For flying taxis, there is now a new basis for approval from the European Authority for Aviation Safety (EASA), for whom we have worked as a manufacturer. In it, it clearly states that aircraft can be operated autonomously or even controlled remotely from the outside. A year and a half ago, we didn’t expect there to be an international, commercial approval for remotely operated aircraft carrying passengers. The standards behind it have a very high level of safety. We have to demonstrate the same level of security as the commercial airliners. That means that a flying taxi that’s out and about downtown is as safe as an airplane.
“We have to demonstrate the same level of security as the commercial airliners.” Alexander Zosel
European Business: With Daimler investing, Volocopter has a heavyweight in the automotive industry. How present is the corporation in your daily work?
Alexander Zosel: All our company cars are from Mercedes. The cars transport us from our plant to the headquarters and back every day. (laughing.) Intel is our shareholder, as well. They are large global corporations with different focuses. We’re very happy with Daimler because we get a lot of input and cooperate in different sectors. We frequently have access from expert committees and workshops with top people from Daimler. That helps us a lot. We hope that cooperation with such an automotive company will enable us to build large volumes of very high-quality aircraft there. We’re working on being able to produce the aircraft in large quantities in the future. The expertise that the automotive companies have – autonomous systems, battery technology for e-mobility and especially the large volumes that are produced – is exactly what we’re aiming for. That’s why Daimler is the partner of our dreams.
“We’d like to set up the first test routes on all continents of the world at the same time.” Alexander Zosel
European Business: A question to conclude: In your opinion, in what region or metropolis will we experience the first functioning flying taxi service, and why there?
Alexander Zosel: I’m afraid I can’t say, but for a good reason: We’d like to set up the first test routes on all continents of the world at the same time. At what point then the first test route will become a service that anyone can use depends of course on the conditions there. We’re starting to set up in Singapore and have already opened an office there. We’ve identified about 50 cities worldwide where we have contact with the authorities. Once everything is cleared with the authorities, we begin planning where and with which partners we want to cooperate in the town.
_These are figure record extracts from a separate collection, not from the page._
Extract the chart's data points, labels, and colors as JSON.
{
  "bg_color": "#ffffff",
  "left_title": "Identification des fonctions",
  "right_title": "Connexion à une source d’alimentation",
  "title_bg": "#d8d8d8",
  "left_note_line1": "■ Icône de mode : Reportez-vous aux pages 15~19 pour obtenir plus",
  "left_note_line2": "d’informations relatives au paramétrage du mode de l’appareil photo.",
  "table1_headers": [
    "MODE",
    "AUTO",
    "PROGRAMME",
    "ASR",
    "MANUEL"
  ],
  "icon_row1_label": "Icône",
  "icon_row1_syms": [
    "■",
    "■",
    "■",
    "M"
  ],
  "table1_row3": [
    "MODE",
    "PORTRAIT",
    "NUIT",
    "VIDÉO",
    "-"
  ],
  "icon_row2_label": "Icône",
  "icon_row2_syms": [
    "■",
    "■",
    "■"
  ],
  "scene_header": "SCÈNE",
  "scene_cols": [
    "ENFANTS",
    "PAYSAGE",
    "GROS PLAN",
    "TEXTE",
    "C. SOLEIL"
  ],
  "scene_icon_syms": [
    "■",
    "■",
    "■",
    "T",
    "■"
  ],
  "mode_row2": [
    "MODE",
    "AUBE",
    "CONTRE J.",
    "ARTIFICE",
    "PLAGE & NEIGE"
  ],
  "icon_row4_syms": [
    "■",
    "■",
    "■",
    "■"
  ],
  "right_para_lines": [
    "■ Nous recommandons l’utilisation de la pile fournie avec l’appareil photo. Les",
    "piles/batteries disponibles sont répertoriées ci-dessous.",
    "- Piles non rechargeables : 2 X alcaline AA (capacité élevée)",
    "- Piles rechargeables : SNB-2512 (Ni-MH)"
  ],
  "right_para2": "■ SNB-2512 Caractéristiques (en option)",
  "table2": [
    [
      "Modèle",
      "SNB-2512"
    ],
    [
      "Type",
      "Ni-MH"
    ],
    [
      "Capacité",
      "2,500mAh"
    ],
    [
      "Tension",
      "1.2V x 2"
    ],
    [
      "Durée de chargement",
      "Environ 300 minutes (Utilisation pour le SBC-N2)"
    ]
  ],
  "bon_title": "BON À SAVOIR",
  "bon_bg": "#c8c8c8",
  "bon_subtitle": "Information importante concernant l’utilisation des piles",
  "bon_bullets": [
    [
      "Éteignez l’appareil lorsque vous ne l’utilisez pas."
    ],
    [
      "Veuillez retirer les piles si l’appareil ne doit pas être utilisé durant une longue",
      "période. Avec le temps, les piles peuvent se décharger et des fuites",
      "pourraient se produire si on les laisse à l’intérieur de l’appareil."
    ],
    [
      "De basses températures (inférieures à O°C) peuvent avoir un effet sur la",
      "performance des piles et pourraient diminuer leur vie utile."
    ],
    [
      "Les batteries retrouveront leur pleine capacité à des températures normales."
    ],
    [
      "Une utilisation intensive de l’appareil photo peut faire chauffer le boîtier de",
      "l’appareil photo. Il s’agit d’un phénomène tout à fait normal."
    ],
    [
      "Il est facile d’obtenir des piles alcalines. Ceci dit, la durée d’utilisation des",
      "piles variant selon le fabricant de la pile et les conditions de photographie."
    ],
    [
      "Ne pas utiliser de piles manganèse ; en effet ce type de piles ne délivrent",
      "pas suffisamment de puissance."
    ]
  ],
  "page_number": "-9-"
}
We’re actually pretty far along in some cities already, but I can’t say anything concrete about it. Our focus is currently on cities of more than eight million inhabitants. In Germany, there are also suitable areas of high population density, for example in the Ruhr region. There are also problems here that could be solved with it. In general, we first aim at the large megacities. The Volocopter is not meant to circumvent the traffic on the freeway. There are other aircraft for that – but they’re also louder. In large cities there are a lot of places where you can directly integrate the Volocopter because there are massive traffic problems on short routes. These problems are everywhere, but with the Volocopter, we’re solving them in the city.